E o Coruja notou igualmente que o amigo não parecia um simples ministro, mas um príncipe. Estava belo com o seu porte altivo e dominador; com o seu grande ar de fidalgo que exerce a delicadeza, não em honra da pessoa a quem se dirige, mas em sua própria honra. Iam-lhe muito bem os fios de cabelo branco que agora lhe prateavam a cabeça e a barba, dando-lhe à fisionomia uma expressão ainda mais distinta e mais nobre.
Abriram-se as portas da casa ao povo que ia cumprimentá-lo, e as salas foram invadidas, enquanto a banda de música continuava a tocar.
Havia um grande número de senhoras lá dentro e, Branca, ao lado de D. Geminiana e mais do velho Hipólito, que se tinham apresentado de véspera, fazia as honras da festa, sem alterar, no meio daquela tempestade de louvor e adulação que cercava o marido, o seu frio riso de estátua.
Só ela parecia não tomar parte moral no grande entusiasmo de toda aquela gente.
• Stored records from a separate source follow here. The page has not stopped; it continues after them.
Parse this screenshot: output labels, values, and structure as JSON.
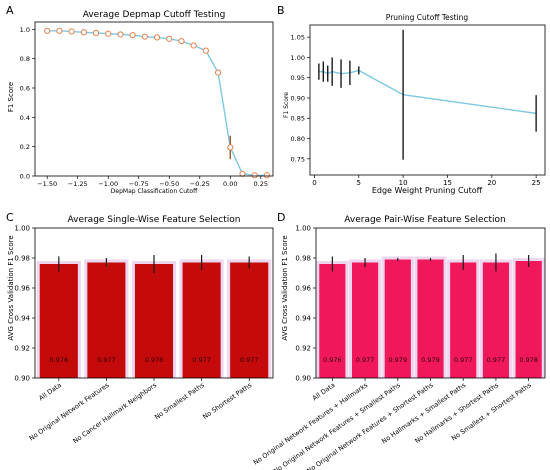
{
  "chart_data": [
    {
      "panel": "A",
      "type": "line",
      "title": "Average Depmap Cutoff Testing",
      "xlabel": "DepMap Classification Cutoff",
      "ylabel": "F1 Score",
      "xlim": [
        -1.6,
        0.35
      ],
      "ylim": [
        0.0,
        1.05
      ],
      "xticks": [
        -1.5,
        -1.25,
        -1.0,
        -0.75,
        -0.5,
        -0.25,
        0.0,
        0.25
      ],
      "xtick_labels": [
        "−1.50",
        "−1.25",
        "−1.00",
        "−0.75",
        "−0.50",
        "−0.25",
        "0.00",
        "0.25"
      ],
      "yticks": [
        0.0,
        0.2,
        0.4,
        0.6,
        0.8,
        1.0
      ],
      "ytick_labels": [
        "0.0",
        "0.2",
        "0.4",
        "0.6",
        "0.8",
        "1.0"
      ],
      "series": [
        {
          "x": [
            -1.5,
            -1.4,
            -1.3,
            -1.2,
            -1.1,
            -1.0,
            -0.9,
            -0.8,
            -0.7,
            -0.6,
            -0.5,
            -0.4,
            -0.3,
            -0.2,
            -0.1,
            0.0,
            0.1,
            0.2,
            0.3
          ],
          "y": [
            0.99,
            0.99,
            0.985,
            0.98,
            0.975,
            0.97,
            0.965,
            0.96,
            0.95,
            0.945,
            0.935,
            0.92,
            0.89,
            0.855,
            0.705,
            0.195,
            0.015,
            0.005,
            0.005
          ],
          "err": [
            0,
            0,
            0,
            0,
            0,
            0,
            0,
            0,
            0,
            0,
            0,
            0,
            0,
            0,
            0.015,
            0.08,
            0,
            0,
            0
          ]
        }
      ],
      "colors": {
        "line": "#7ec8e3",
        "marker_edge": "#e8804a",
        "marker_fill": "#ffffff",
        "error": "#9a5a2a"
      }
    },
    {
      "panel": "B",
      "type": "line",
      "title": "Pruning Cutoff Testing",
      "xlabel": "Edge Weight Pruning Cutoff",
      "ylabel": "F1 Score",
      "xlim": [
        -0.5,
        26
      ],
      "ylim": [
        0.71,
        1.08
      ],
      "xticks": [
        0,
        5,
        10,
        15,
        20,
        25
      ],
      "xtick_labels": [
        "0",
        "5",
        "10",
        "15",
        "20",
        "25"
      ],
      "yticks": [
        0.75,
        0.8,
        0.85,
        0.9,
        0.95,
        1.0,
        1.05
      ],
      "ytick_labels": [
        "0.75",
        "0.80",
        "0.85",
        "0.90",
        "0.95",
        "1.00",
        "1.05"
      ],
      "series": [
        {
          "x": [
            0.5,
            1,
            1.5,
            2,
            3,
            4,
            5,
            10,
            25
          ],
          "y": [
            0.965,
            0.965,
            0.96,
            0.965,
            0.96,
            0.962,
            0.968,
            0.908,
            0.862
          ],
          "err": [
            0.02,
            0.025,
            0.02,
            0.035,
            0.035,
            0.03,
            0.01,
            0.16,
            0.045
          ]
        }
      ],
      "colors": {
        "line": "#7ec8e3",
        "error": "#1a1a1a"
      }
    },
    {
      "panel": "C",
      "type": "bar",
      "title": "Average Single-Wise Feature Selection",
      "ylabel": "AVG Cross Validation F1 Score",
      "ylim": [
        0.9,
        1.0
      ],
      "yticks": [
        0.9,
        0.92,
        0.94,
        0.96,
        0.98,
        1.0
      ],
      "ytick_labels": [
        "0.90",
        "0.92",
        "0.94",
        "0.96",
        "0.98",
        "1.00"
      ],
      "categories": [
        "All Data",
        "No Original Network Features",
        "No Cancer Hallmark Neighbors",
        "No Smallest Paths",
        "No Shortest Paths"
      ],
      "values": [
        0.976,
        0.977,
        0.976,
        0.977,
        0.977
      ],
      "err": [
        0.005,
        0.003,
        0.006,
        0.005,
        0.004
      ],
      "value_labels": [
        "0.976",
        "0.977",
        "0.976",
        "0.977",
        "0.977"
      ],
      "colors": {
        "bar": "#c40a0a",
        "halo": "#eed6ee",
        "error": "#1a1a1a"
      }
    },
    {
      "panel": "D",
      "type": "bar",
      "title": "Average Pair-Wise Feature Selection",
      "ylabel": "AVG Cross Validation F1 Score",
      "ylim": [
        0.9,
        1.0
      ],
      "yticks": [
        0.9,
        0.92,
        0.94,
        0.96,
        0.98,
        1.0
      ],
      "ytick_labels": [
        "0.90",
        "0.92",
        "0.94",
        "0.96",
        "0.98",
        "1.00"
      ],
      "categories": [
        "All Data",
        "No Original Network Features + Hallmarks",
        "No Original Network Features + Smallest Paths",
        "No Original Network Features + Shortest Paths",
        "No Hallmarks + Smallest Paths",
        "No Hallmarks + Shortest Paths",
        "No Smallest + Shortest Paths"
      ],
      "values": [
        0.976,
        0.977,
        0.979,
        0.979,
        0.977,
        0.977,
        0.978
      ],
      "err": [
        0.005,
        0.003,
        0.001,
        0.001,
        0.005,
        0.006,
        0.004
      ],
      "value_labels": [
        "0.976",
        "0.977",
        "0.979",
        "0.979",
        "0.977",
        "0.977",
        "0.978"
      ],
      "colors": {
        "bar": "#f0185a",
        "halo": "#eed6ee",
        "error": "#1a1a1a"
      }
    }
  ]
}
Coruja ouviu de fora os hurras dos brindes e os vivas levantados a Teobaldo, ao partido conservador e ao monarca; não se sentiu, porém, com ânimo de entrar e resolveu ir-se embora.
Saiu triste, profundamente triste, sem contudo saber a razão dessa tristeza. Um vago desgosto pela vida o acabrunhava e consumia; um tédio enorme, uma espécie de cansaço de ser bom, levava-o sombriamente a pensar na morte.
É que em torno de seus passos havia encontrado sempre e sempre a mesma ingratidão ou a mesma antipatia por parte de todos, ou a mesma maldade por parte de cada um.
Agora daria tudo para poder cometer uma ação má, como se por essa forma o seu coração pretendesse repousar um instante.
E, por todo o caminho, notou pela primeira vez os encontrões que lhe davam, as caras más que lhe faziam os transeuntes, a falta de consideração que todos lhe patenteavam.
Observou que ninguém lhe cedia a passagem na escada. Um homem em mangas de camisa dera-lhe um empurrão e, ainda por cima, lhe gritara: — "Que diabo! Está bêbado?!" Um padre, querendo passar ao mesmo tempo que ele, dissera-lhe: "Arrede-se!" E um menino de jaquetinha e calça curta chegara a obrigá-lo a ceder-lhe o passo. Ao atravessar a rua, quando ia chegar à casa, uma carruagem que passava a todo trote, levantou com as rodas um jato de lama, que se foi estampar na cara dele.
Era o Afonso de Aguiar quem ia dentro desse carro. Voltara, afinal, ao Brasil.
E, só aquele fato de ver o Aguiar, sempre feliz, rico, rejuvenescido com o passeio à Europa, ainda mais o fez entristecer.
Coruja recolheu-se, finalmente, foi para o seu quarto, que era o pior da casa de D. Margarida, fechou-se por dentro e deixou-se cair em uma cadeira, a soluçar como uma criança que não tem pai nem mãe.